Enrolling PK Keys: The Step Order That Works

Manual PK enrollment follows a fixed sequence: generate a DER-format certificate, place it on a FAT32 volume, switch Secure Boot to Custom mode, and select the file from the UEFI Device Manager. HPE’s official Secure Boot enrollment guide documents the same procedure for their systems.

Generate the PK Certificate

Use OpenSSL to create a self-signed certificate and private key. The output file must be in DER format — UEFI firmware does not accept PEM.

openssl req -new -x509 -newkey rsa:2048 -keyout pk.key -out pk.cer -days 3650 -subj "/CN=MyPK"

Copy the resulting pk.cer file to a FAT32-formatted USB drive or your EFI System Partition (typically mounted at /boot/efi).

Enter UEFI Firmware Settings

Restart the machine and press the manufacturer’s key during boot — Esc, Delete, F1, F2, F10, F11, or F12 depending on the motherboard. On Windows, hold Shift while clicking Restart, then go to Troubleshoot → Advanced Options → UEFI Firmware Settings.

Switch to Custom Mode

Navigate to the Secure Boot configuration menu. The exact label varies, but look for:

  • Device Manager → Secure Boot Configuration
  • Change Secure Boot Mode from Standard to Custom

This unlocks the PK enrollment options. In Standard mode the firmware will not allow you to enroll a new key.

Enroll the PK File

  • Select PK Options → Enroll PK → Enroll PK Using File
  • Browse to the correct volume — verify the label shows your USB drive or ESP, not the internal HDD
  • Select your pk.cer or PKtestDer.cer file
  • Confirm by selecting Commit Changes and Exit

The system now transitions to User Mode with your custom PK installed.

What Happens After You Enroll the PK

Once the PK is enrolled, the firmware moves from Setup Mode to User Mode. You must then enroll the Key Exchange Key (KEK) and signature database (db) to complete the Secure Boot chain. The same file-browsing process applies:

  • Generate and copy a KEK certificate (KEK-2023.der) to the same volume
  • Go to KEK Options → Enroll KEK → Enroll KEK Using File
  • Repeat for db Options using your custom database certificate

After all three keys are enrolled, return to Secure Boot Mode and set it back to Standard — unless your setup requires fully custom signatures across the board. Confirm that Secure Boot shows Enabled before exiting the firmware.
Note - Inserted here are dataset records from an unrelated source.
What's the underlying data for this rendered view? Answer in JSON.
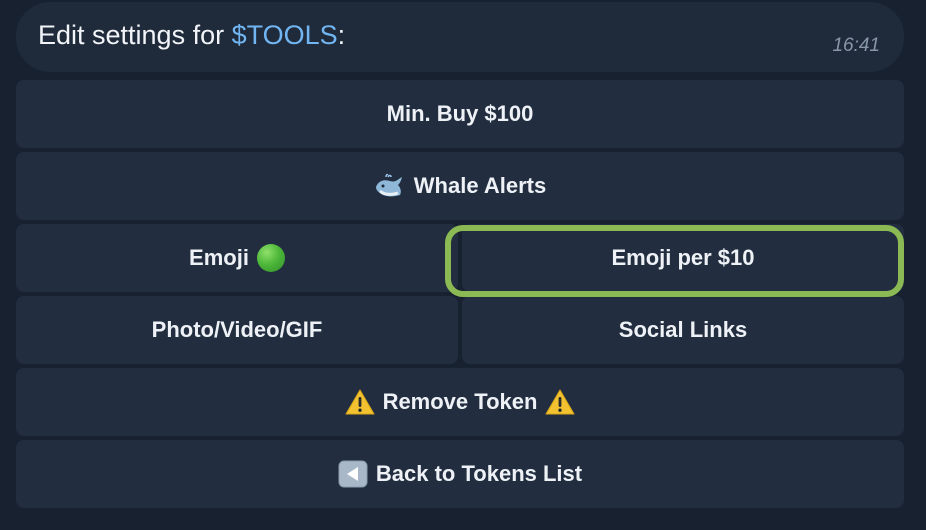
{
  "message": {
    "text_prefix": "Edit settings for ",
    "ticker": "$TOOLS",
    "text_suffix": ":",
    "time": "16:41"
  },
  "keyboard": {
    "min_buy": "Min. Buy $100",
    "whale_alerts": "Whale Alerts",
    "emoji": "Emoji",
    "emoji_per": "Emoji per $10",
    "photo_video_gif": "Photo/Video/GIF",
    "social_links": "Social Links",
    "remove_token": "Remove Token",
    "back_to_tokens": "Back to Tokens List"
  },
  "icons": {
    "whale": "whale-icon",
    "emoji_status": "green-circle-icon",
    "warning": "warning-icon",
    "back": "back-arrow-icon"
  },
  "colors": {
    "ticker": "#71b6f2",
    "highlight": "#8bba55",
    "button_bg": "#222e40",
    "background": "#172130"
  }
}
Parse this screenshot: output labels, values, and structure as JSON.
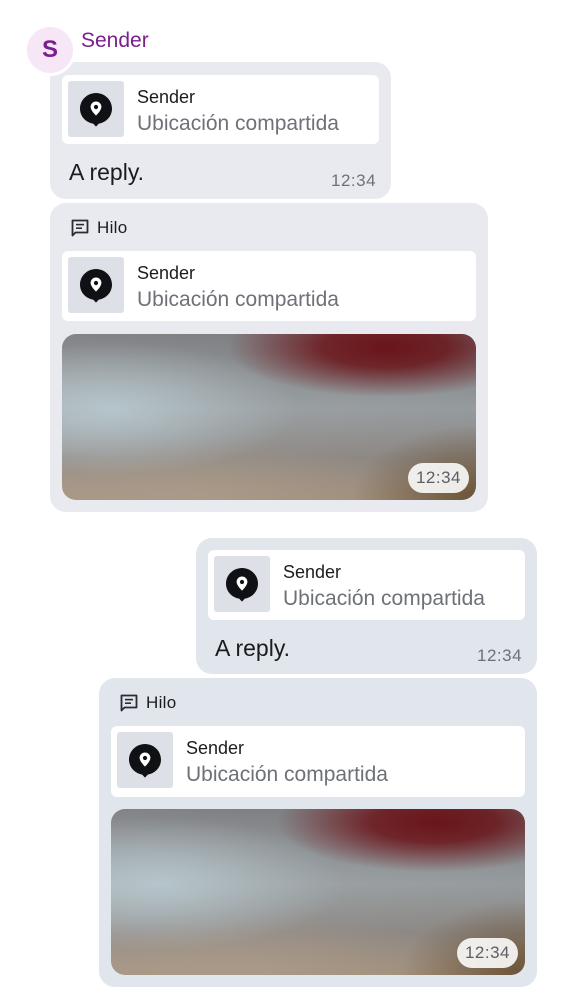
{
  "header": {
    "avatar_initial": "S",
    "sender_name": "Sender"
  },
  "messages": [
    {
      "reply": {
        "sender": "Sender",
        "body": "Ubicación compartida",
        "icon": "map-pin-icon"
      },
      "text": "A reply.",
      "time": "12:34"
    },
    {
      "thread_label": "Hilo",
      "thread_icon": "thread-icon",
      "reply": {
        "sender": "Sender",
        "body": "Ubicación compartida",
        "icon": "map-pin-icon"
      },
      "media_time": "12:34"
    },
    {
      "reply": {
        "sender": "Sender",
        "body": "Ubicación compartida",
        "icon": "map-pin-icon"
      },
      "text": "A reply.",
      "time": "12:34"
    },
    {
      "thread_label": "Hilo",
      "thread_icon": "thread-icon",
      "reply": {
        "sender": "Sender",
        "body": "Ubicación compartida",
        "icon": "map-pin-icon"
      },
      "media_time": "12:34"
    }
  ],
  "colors": {
    "sender_accent": "#7b1f8e",
    "bubble_incoming": "#e8eaf0",
    "bubble_outgoing": "#e1e5ec"
  }
}
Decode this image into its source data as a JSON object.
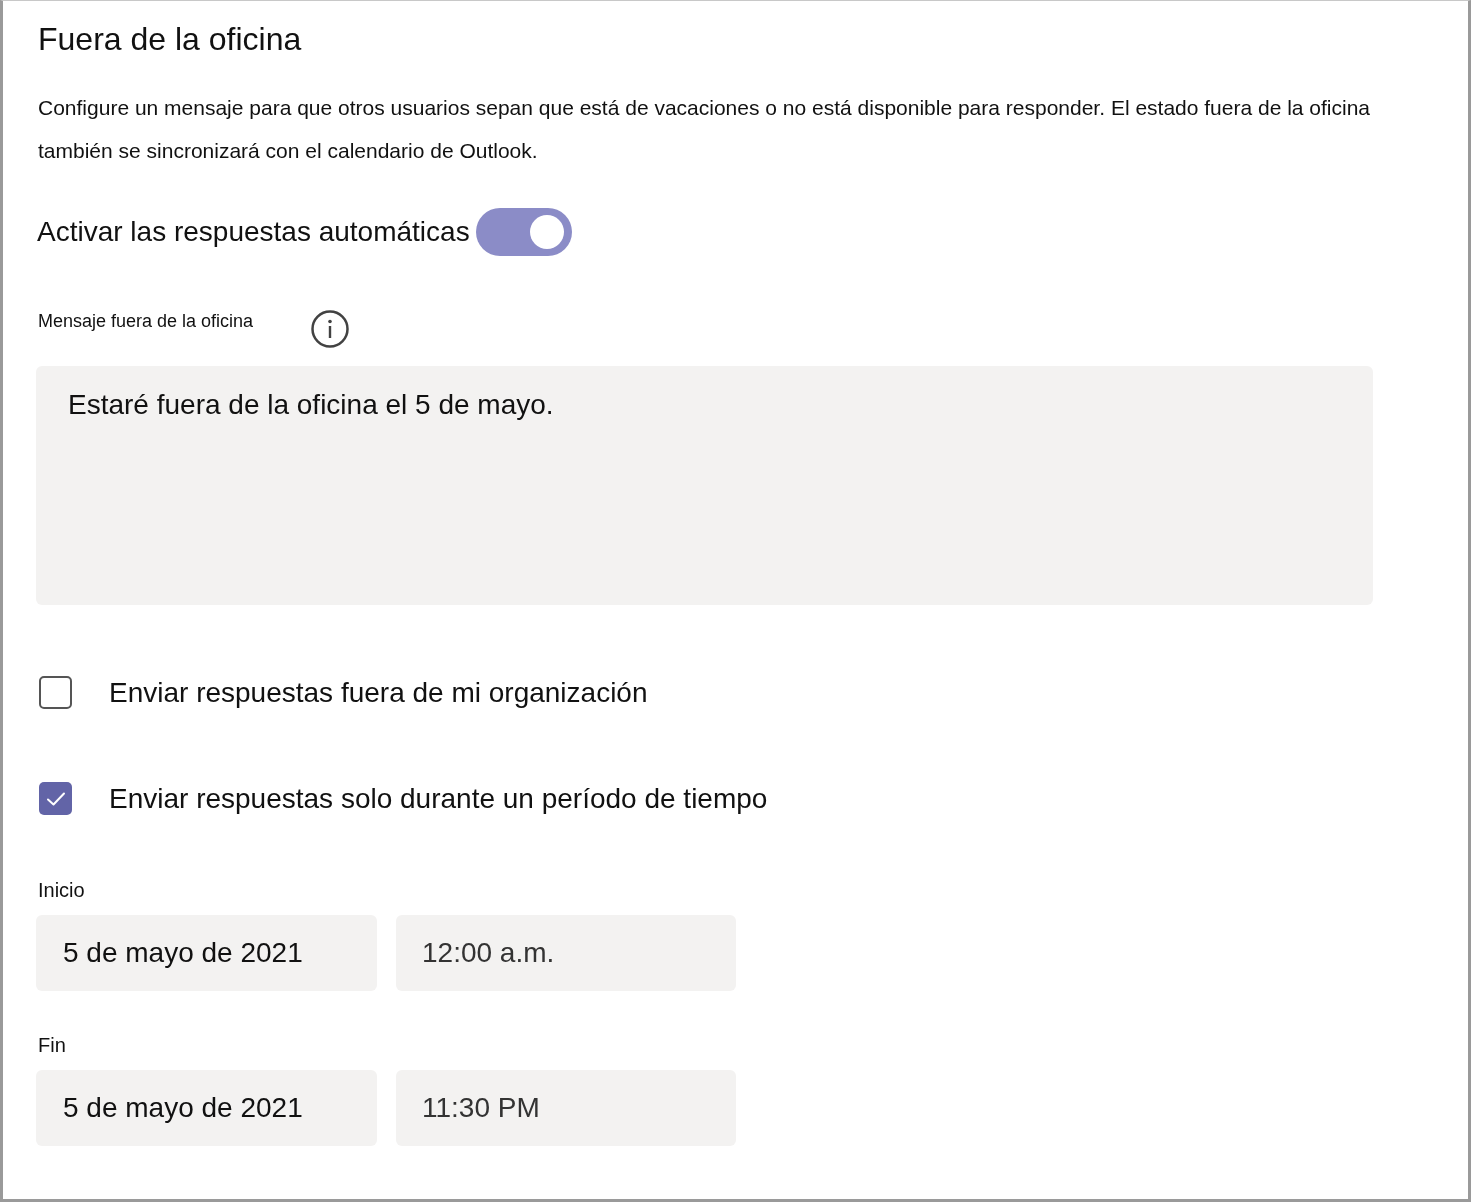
{
  "title": "Fuera de la oficina",
  "description": "Configure un mensaje para que otros usuarios sepan que está de vacaciones o no está disponible para responder. El estado fuera de la oficina también se sincronizará con el calendario de Outlook.",
  "auto_reply": {
    "label": "Activar las respuestas automáticas",
    "on": true
  },
  "message": {
    "label": "Mensaje fuera de la oficina",
    "value": "Estaré fuera de la oficina el 5 de mayo."
  },
  "options": [
    {
      "label": "Enviar respuestas fuera de mi organización",
      "checked": false
    },
    {
      "label": "Enviar respuestas solo durante un período de tiempo",
      "checked": true
    }
  ],
  "schedule": [
    {
      "label": "Inicio",
      "date": "5 de mayo de 2021",
      "time": "12:00 a.m."
    },
    {
      "label": "Fin",
      "date": "5 de mayo de 2021",
      "time": "11:30 PM"
    }
  ]
}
Common Pitfalls That Block PK Enrollment

Most PK enrollment failures come from a small set of preventable mistakes. This table covers the ones that cause the most trouble.

Mistake Result Fix
Wrong file format System rejects the file Export the certificate as .der (not .pem or .key)
Forgot to switch to Custom mode Enrollment option is grayed out Restart, enter firmware, toggle Secure Boot Mode first
Selected the wrong volume File not found in browser Verify the volume label — USB vs internal HDD
CSM still enabled Secure Boot settings are hidden or unavailable Disable CSM/Legacy mode and boot in pure UEFI
Returned to Standard mode too early System reverts to Setup Mode Keep Custom mode until the PK is committed
PK corrupted or incorrect System won’t boot any OS Restore the backed-up Microsoft PK via firmware recovery
Skipped KEK or db enrollment Custom bootloaders are not trusted Enroll all three keys (PK → KEK → db) in sequence

Checklist for a Clean PK Enrollment

Run through this list after the final commit to confirm everything took hold:

  • Secure Boot Mode is set to Standard (or Custom if fully self-signed)
  • Secure Boot Status reads Enabled — not Disabled or Setup Mode
  • PK, KEK, and db all show your custom certificate thumbprints in the firmware list
  • The machine boots the target OS (Linux distribution, custom kernel) without Secure Boot errors
  • A backup of the original Microsoft PK is saved and accessible if you ever need to revert

One test verifies everything: restart and watch for the Secure Boot logo or pass the mokutil --sb-state command in Linux. If it returns SecureBoot enabled, the PK enrollment worked exactly as designed.